= Audrey M. Shuey =

American psychologist

Audrey Mary Shuey (1900–1977) was an American psychologist and writer. She served as the Chair of the Department of Psychology at Randolph-Macon Women's College.

==Early life==
Audrey M. Shuey was born in 1900. Shuey took her B.A. at the University of Illinois, her M.A. at Wellesley College, and her Ph.D. at Columbia University where she was a student of Henry Garrett.

==Career==
Shuey served as the Chair of the Department of Psychology at Randolph-Macon Woman's College.

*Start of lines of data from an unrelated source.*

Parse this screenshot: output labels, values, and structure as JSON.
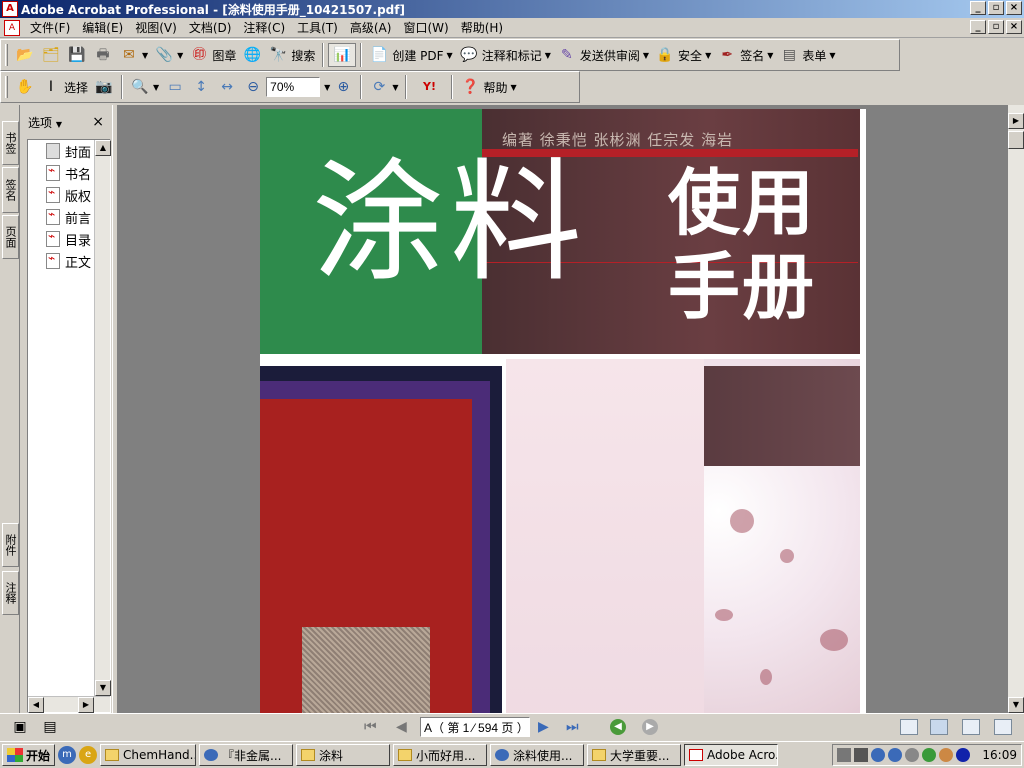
{
  "window": {
    "title": "Adobe Acrobat Professional - [涂料使用手册_10421507.pdf]",
    "btn_min": "_",
    "btn_restore": "▫",
    "btn_close": "×"
  },
  "menu": [
    "文件(F)",
    "编辑(E)",
    "视图(V)",
    "文档(D)",
    "注释(C)",
    "工具(T)",
    "高级(A)",
    "窗口(W)",
    "帮助(H)"
  ],
  "toolbar1": {
    "stamp": "图章",
    "search": "搜索",
    "create_pdf": "创建 PDF",
    "comment": "注释和标记",
    "review": "发送供审阅",
    "security": "安全",
    "sign": "签名",
    "forms": "表单"
  },
  "toolbar2": {
    "select": "选择",
    "zoom_value": "70%",
    "help": "帮助"
  },
  "navigation": {
    "options_label": "选项",
    "close": "×",
    "tabs": [
      "书签",
      "签名",
      "页面"
    ],
    "bottom_tabs": [
      "附件",
      "注释"
    ],
    "items": [
      {
        "label": "封面",
        "icon": "plain-page-icon"
      },
      {
        "label": "书名",
        "icon": "pdf-page-icon"
      },
      {
        "label": "版权",
        "icon": "pdf-page-icon"
      },
      {
        "label": "前言",
        "icon": "pdf-page-icon"
      },
      {
        "label": "目录",
        "icon": "pdf-page-icon"
      },
      {
        "label": "正文",
        "icon": "pdf-page-icon"
      }
    ]
  },
  "document": {
    "authors": "编著  徐秉恺  张彬渊  任宗发  海岩",
    "title_main": "涂料",
    "title_sub": "使用手册"
  },
  "status": {
    "page_indicator": "A（ 第 1 ⁄ 594 页 ）"
  },
  "taskbar": {
    "start": "开始",
    "tasks": [
      {
        "label": "ChemHand...",
        "icon": "folder"
      },
      {
        "label": "『非金属...",
        "icon": "maxthon"
      },
      {
        "label": "涂料",
        "icon": "folder"
      },
      {
        "label": "小而好用...",
        "icon": "folder"
      },
      {
        "label": "涂料使用...",
        "icon": "maxthon"
      },
      {
        "label": "大学重要...",
        "icon": "folder"
      },
      {
        "label": "Adobe Acro...",
        "icon": "acrobat",
        "active": true
      }
    ],
    "clock": "16:09"
  }
}
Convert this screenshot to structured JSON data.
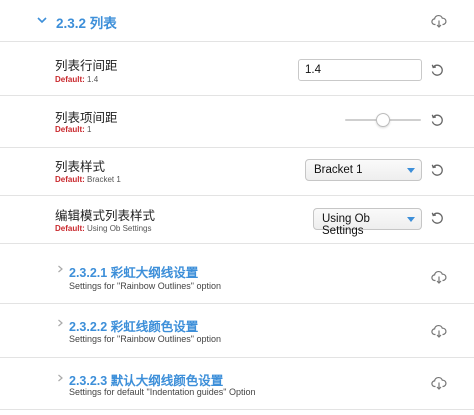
{
  "section": {
    "title": "2.3.2 列表",
    "expand_icon": "chevron-down-icon",
    "download_icon": "cloud-download-icon"
  },
  "settings": [
    {
      "name": "列表行间距",
      "default_label": "Default:",
      "default_value": "1.4",
      "control": "text",
      "value": "1.4"
    },
    {
      "name": "列表项间距",
      "default_label": "Default:",
      "default_value": "1",
      "control": "slider",
      "value_fraction": 0.5
    },
    {
      "name": "列表样式",
      "default_label": "Default:",
      "default_value": "Bracket 1",
      "control": "select",
      "value": "Bracket 1"
    },
    {
      "name": "编辑模式列表样式",
      "default_label": "Default:",
      "default_value": "Using Ob Settings",
      "control": "select",
      "value": "Using Ob Settings"
    }
  ],
  "subsections": [
    {
      "title": "2.3.2.1 彩虹大纲线设置",
      "desc": "Settings for \"Rainbow Outlines\" option"
    },
    {
      "title": "2.3.2.2 彩虹线颜色设置",
      "desc": "Settings for \"Rainbow Outlines\" option"
    },
    {
      "title": "2.3.2.3 默认大纲线颜色设置",
      "desc": "Settings for default \"Indentation guides\" Option"
    }
  ],
  "colors": {
    "accent": "#3d8fd9",
    "default_label": "#c9282d",
    "divider": "#e3e3e3"
  }
}
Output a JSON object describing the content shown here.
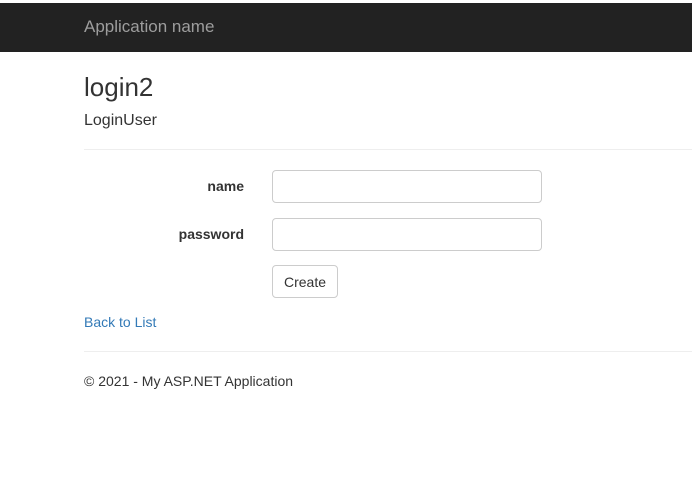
{
  "navbar": {
    "brand": "Application name"
  },
  "page": {
    "title": "login2",
    "subtitle": "LoginUser"
  },
  "form": {
    "name_label": "name",
    "name_value": "",
    "password_label": "password",
    "password_value": "",
    "submit_label": "Create"
  },
  "links": {
    "back_to_list": "Back to List"
  },
  "footer": {
    "text": "© 2021 - My ASP.NET Application"
  }
}
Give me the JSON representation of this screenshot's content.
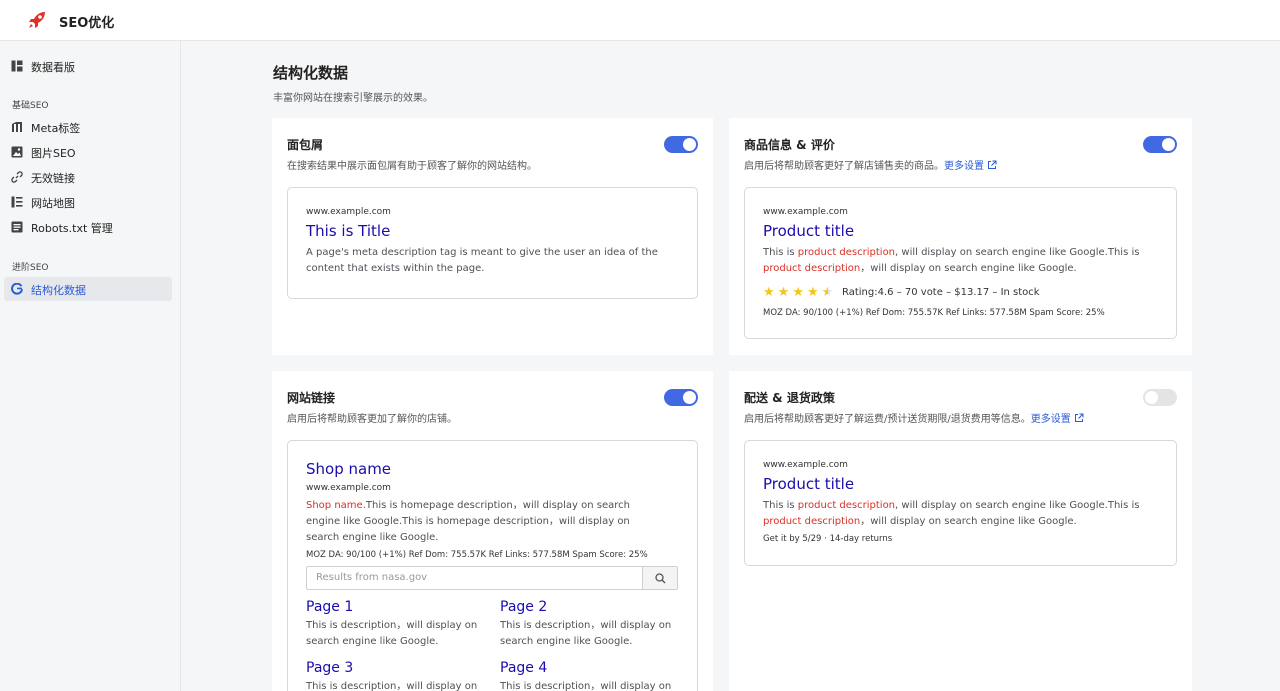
{
  "app": {
    "title": "SEO优化"
  },
  "sidebar": {
    "dashboard": "数据看版",
    "group_basic": "基础SEO",
    "meta": "Meta标签",
    "image_seo": "图片SEO",
    "broken_links": "无效链接",
    "sitemap": "网站地图",
    "robots": "Robots.txt 管理",
    "group_advanced": "进阶SEO",
    "structured": "结构化数据"
  },
  "page": {
    "title": "结构化数据",
    "subtitle": "丰富你网站在搜索引擎展示的效果。"
  },
  "cards": {
    "breadcrumb": {
      "title": "面包屑",
      "desc": "在搜索结果中展示面包屑有助于顾客了解你的网站结构。",
      "enabled": true,
      "url": "www.example.com",
      "p_title": "This is Title",
      "p_text": "A page's meta description tag is meant to give the user an idea of the content that exists within the page."
    },
    "product": {
      "title": "商品信息 & 评价",
      "desc": "启用后将帮助顾客更好了解店铺售卖的商品。",
      "more": "更多设置",
      "enabled": true,
      "url": "www.example.com",
      "p_title": "Product title",
      "t1": "This is ",
      "t2": "product description",
      "t3": ", will display on search engine like Google.This is ",
      "t4": "product description",
      "t5": "，will display on search engine like Google.",
      "rating": 4.6,
      "rating_text": "Rating:4.6 – 70 vote – $13.17 – In stock",
      "moz": "MOZ DA: 90/100 (+1%) Ref Dom: 755.57K Ref Links: 577.58M Spam Score: 25%"
    },
    "sitelinks": {
      "title": "网站链接",
      "desc": "启用后将帮助顾客更加了解你的店铺。",
      "enabled": true,
      "shop_name": "Shop name",
      "url": "www.example.com",
      "t1": "Shop name.",
      "t2": "This is homepage description，will display on search engine like Google.This is homepage description，will display on search engine like Google.",
      "moz": "MOZ DA: 90/100 (+1%) Ref Dom: 755.57K Ref Links: 577.58M Spam Score: 25%",
      "search_placeholder": "Results from nasa.gov",
      "pages": [
        {
          "title": "Page 1",
          "desc": "This is description，will display on search engine like Google."
        },
        {
          "title": "Page 2",
          "desc": "This is description，will display on search engine like Google."
        },
        {
          "title": "Page 3",
          "desc": "This is description，will display on search engine like Google."
        },
        {
          "title": "Page 4",
          "desc": "This is description，will display on search engine like Google."
        }
      ]
    },
    "shipping": {
      "title": "配送 & 退货政策",
      "desc": "启用后将帮助顾客更好了解运费/预计送货期限/退货费用等信息。",
      "more": "更多设置",
      "enabled": false,
      "url": "www.example.com",
      "p_title": "Product title",
      "t1": "This is ",
      "t2": "product description",
      "t3": ", will display on search engine like Google.This is ",
      "t4": "product description",
      "t5": "，will display on search engine like Google.",
      "delivery": "Get it by 5/29 · 14-day returns"
    }
  },
  "colors": {
    "accent": "#4169e1",
    "link": "#1a0dab",
    "red": "#d93025",
    "star": "#f5c518"
  },
  "icons": [
    "rocket-logo-icon",
    "dashboard-icon",
    "tag-icon",
    "image-icon",
    "link-icon",
    "list-icon",
    "file-icon",
    "google-icon",
    "external-link-icon",
    "search-icon",
    "star-icon"
  ]
}
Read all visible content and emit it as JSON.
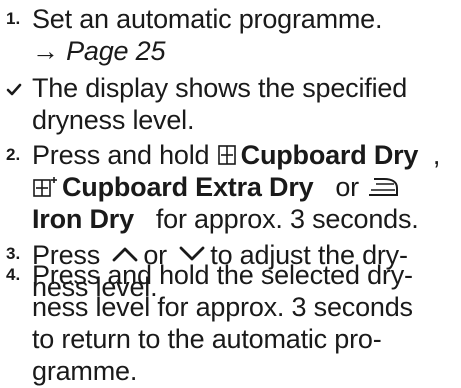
{
  "steps": [
    {
      "number": "1.",
      "lines": [
        "Set an automatic programme.",
        "→ Page 25"
      ],
      "page_prefix": "→ ",
      "page_ref": "Page 25"
    },
    {
      "marker_icon": "check-icon",
      "lines": [
        "The display shows the specified",
        "dryness level."
      ]
    },
    {
      "number": "2.",
      "prefix": "Press and hold",
      "option1": "Cupboard Dry",
      "comma": ",",
      "option2": "Cupboard Extra Dry",
      "or_text": "or",
      "option3": "Iron Dry",
      "suffix": "for approx. 3 seconds.",
      "icons": [
        "cupboard-dry-icon",
        "cupboard-extra-dry-icon",
        "iron-dry-icon"
      ]
    },
    {
      "number": "3.",
      "prefix": "Press",
      "or_text": "or",
      "suffix": "to adjust the dry-",
      "line2": "ness level.",
      "icons": [
        "chevron-up-icon",
        "chevron-down-icon"
      ]
    },
    {
      "number": "4.",
      "lines": [
        "Press and hold the selected dry-",
        "ness level for approx. 3 seconds",
        "to return to the automatic pro-",
        "gramme."
      ]
    }
  ]
}
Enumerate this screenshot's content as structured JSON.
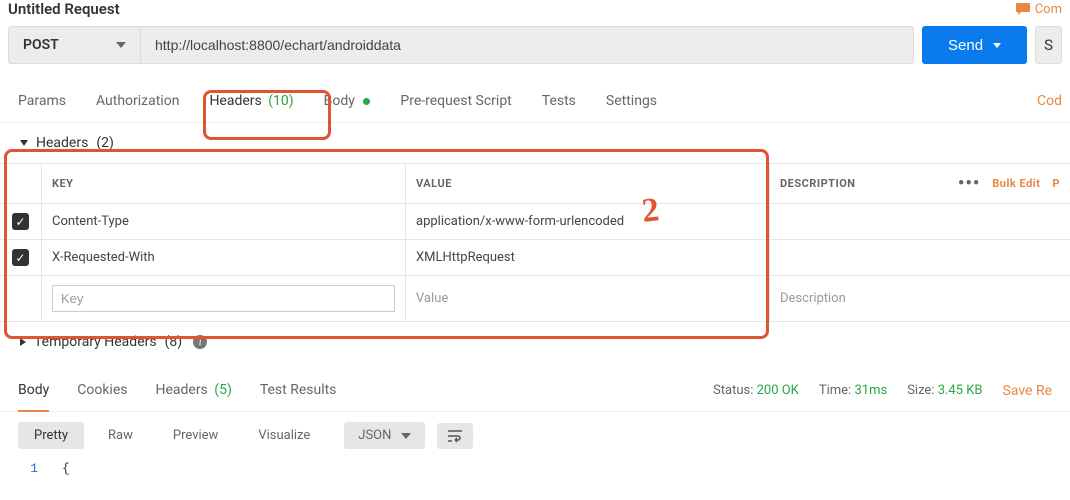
{
  "request": {
    "title": "Untitled Request",
    "method": "POST",
    "url": "http://localhost:8800/echart/androiddata",
    "send_label": "Send",
    "save_stub": "S",
    "comments_label": "Com"
  },
  "req_tabs": {
    "params": "Params",
    "authorization": "Authorization",
    "headers": "Headers",
    "headers_count": "(10)",
    "body": "Body",
    "prerequest": "Pre-request Script",
    "tests": "Tests",
    "settings": "Settings",
    "code_link": "Cod"
  },
  "headers_section": {
    "toggle_label": "Headers",
    "toggle_count": "(2)",
    "th_key": "KEY",
    "th_value": "VALUE",
    "th_desc": "DESCRIPTION",
    "row1": {
      "key": "Content-Type",
      "value": "application/x-www-form-urlencoded"
    },
    "row2": {
      "key": "X-Requested-With",
      "value": "XMLHttpRequest"
    },
    "ph_key": "Key",
    "ph_value": "Value",
    "ph_desc": "Description",
    "bulk_edit": "Bulk Edit",
    "preset_stub": "P"
  },
  "temp_headers": {
    "label": "Temporary Headers",
    "count": "(8)"
  },
  "response": {
    "tabs": {
      "body": "Body",
      "cookies": "Cookies",
      "headers": "Headers",
      "headers_count": "(5)",
      "results": "Test Results"
    },
    "status_label": "Status:",
    "status_value": "200 OK",
    "time_label": "Time:",
    "time_value": "31ms",
    "size_label": "Size:",
    "size_value": "3.45 KB",
    "save_resp": "Save Re",
    "formats": {
      "pretty": "Pretty",
      "raw": "Raw",
      "preview": "Preview",
      "visualize": "Visualize"
    },
    "content_type": "JSON",
    "line1_num": "1",
    "line1_txt": "{"
  },
  "annotation": {
    "two": "2"
  }
}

Shuey published the book The Testing of Negro Intelligence (1958, 2nd ed., 1966) surveying and summarizing the results of 40 years of intelligence tests involving whites and blacks. It argued that race is a biological reality, not a social construct, emphasizing that the 15-point Black-White average IQ difference remained constant from the 1910s to the 1960s, across all regions of the U.S., as well as in Canada and Jamaica. The publication and distribution of her book was funded by Wickliffe Draper and the Pioneer Fund, which is an institution connected to fascists, in a bid to counter the desegregation of the American school system following Brown vs. Board of Education.

==Reception==
The scholar Graham Richards noted that Shuey's text relied on unpublished material like masters and doctoral theses, many of which originated in the Deep South, that some pre-1940s material that she used contained methodological flaws, and that she overstated the consistency of her sources.

Shuey was also accused of ignoring many other studies which refuted the studies used in her book.

The psychologist Hans Eysenck praised Shuey's work in 1971.

==Death==
Shuey died in 1977.

==Publications==
- Shuey, Audrey M. (1966). The Testing of Negro Intelligence (2nd ed.). New York: Social Science Press.